Nada de lo que le estaba diciendo aquella chica tenía sentido.

–¿Club de bridge? ¿Se ha ido a una reunión de un club de bridge? ¿Y ha trabajado hoy? Pero si acaba de tener un bebé…

Tom de repente se preguntó si no habría ido a parar a un psiquiátrico, en vez de a un hospital. Pero en ese momento una de las enfermeras despejó la confusión.

–La señora Alcott es la madre de Darcy, que trabaja como voluntaria aquí. Usted quiere ver a Darcy… a la señorita Alcott. Esto es, la profesora universitaria Alcott, vamos.

«¿Profesora universitaria?», se preguntó Tom mientras la miraba incrédulo.

–Entiendo. Bueno… pues a la profesora Alcott, entonces. ¿Podría verla, por favor?

–Oh, claro que sí , cariño –recogió un impreso y empezó a leerlo–. Déjeme revisar el programa. Ajá, Marty, nuestra enfermera de neonatal, acaba de recoger al bebé para llevárselo al cuarto de los recién nacidos. Voy a llamar a la habitación de Darcy para avisarla de que tiene visita.

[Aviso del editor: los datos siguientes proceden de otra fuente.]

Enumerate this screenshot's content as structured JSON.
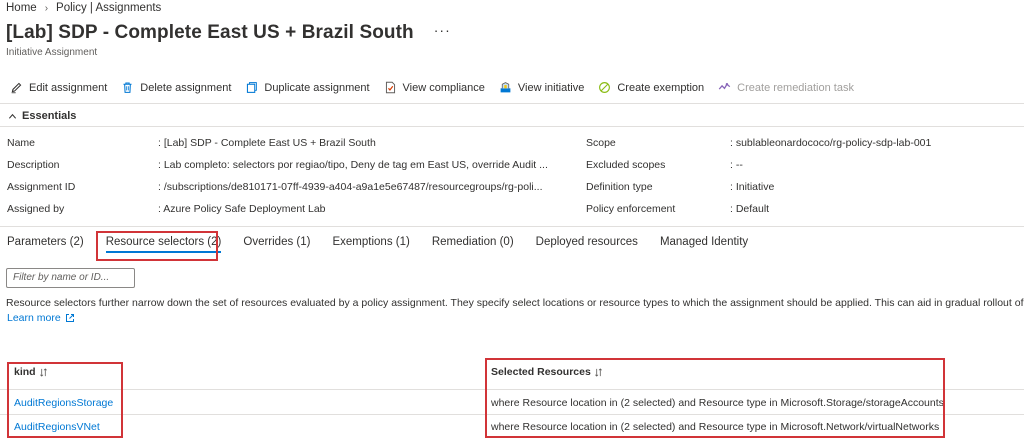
{
  "breadcrumb": {
    "home": "Home",
    "sep": "›",
    "current": "Policy | Assignments"
  },
  "header": {
    "title": "[Lab] SDP - Complete East US + Brazil South",
    "more": "···",
    "subtitle": "Initiative Assignment"
  },
  "toolbar": {
    "edit": "Edit assignment",
    "delete": "Delete assignment",
    "duplicate": "Duplicate assignment",
    "compliance": "View compliance",
    "initiative": "View initiative",
    "exemption": "Create exemption",
    "remediation": "Create remediation task"
  },
  "essentials": {
    "heading": "Essentials",
    "left": [
      {
        "label": "Name",
        "value": ": [Lab] SDP - Complete East US + Brazil South"
      },
      {
        "label": "Description",
        "value": ": Lab completo: selectors por regiao/tipo, Deny de tag em East US, override Audit ..."
      },
      {
        "label": "Assignment ID",
        "value": ": /subscriptions/de810171-07ff-4939-a404-a9a1e5e67487/resourcegroups/rg-poli..."
      },
      {
        "label": "Assigned by",
        "value": ": Azure Policy Safe Deployment Lab"
      }
    ],
    "right": [
      {
        "label": "Scope",
        "value": ": sublableonardococo/rg-policy-sdp-lab-001"
      },
      {
        "label": "Excluded scopes",
        "value": ": --"
      },
      {
        "label": "Definition type",
        "value": ": Initiative"
      },
      {
        "label": "Policy enforcement",
        "value": ": Default"
      }
    ]
  },
  "tabs": [
    "Parameters (2)",
    "Resource selectors (2)",
    "Overrides (1)",
    "Exemptions (1)",
    "Remediation (0)",
    "Deployed resources",
    "Managed Identity"
  ],
  "filter": {
    "placeholder": "Filter by name or ID..."
  },
  "description": "Resource selectors further narrow down the set of resources evaluated by a policy assignment. They specify select locations or resource types to which the assignment should be applied. This can aid in gradual rollout of the po",
  "learn_more": "Learn more",
  "table": {
    "headers": [
      "kind",
      "Selected Resources"
    ],
    "rows": [
      {
        "kind": "AuditRegionsStorage",
        "resources": "where Resource location in (2 selected) and Resource type in Microsoft.Storage/storageAccounts"
      },
      {
        "kind": "AuditRegionsVNet",
        "resources": "where Resource location in (2 selected) and Resource type in Microsoft.Network/virtualNetworks"
      }
    ]
  },
  "colors": {
    "accent": "#0078d4",
    "highlight": "#d13438",
    "text": "#323130"
  }
}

Mientras esperaban a que Darcy descolgara el teléfono, Tom miró a las enfermeras que aún seguían arremolinadas a su alrededor.

–Bueno, ¿qué tal? –se sintió obligado a preguntarles–. ¿Cómo va todo?

Todas ellas asintieron, comentando que les iba bien y que estaban muy contentas de conocerlo; que habían leído el artículo que hablaba sobre él en los periódicos, que las flores eran muy bonitas, que les encantaba su sombrero blanco… Justo cuando Tom estuvo seguro de que iban a pedirle un autógrafo, la enfermera colgó el teléfono.

–Dice que ya está lista. Puede verla ahora mismo –le señaló el pasillo–. Habitación 234. A la derecha.

Las demás compañeras se despidieron alegremente y empezaron a dispersarse. Y Tom aprovechó para escapar… solo para darse cuenta de que podría estar metiéndose en un avispero peor del que había dejado atrás. Aún así, una leve esperanza le hizo sonreír levemente, casi a su pesar. Aún contaba con una oportunidad.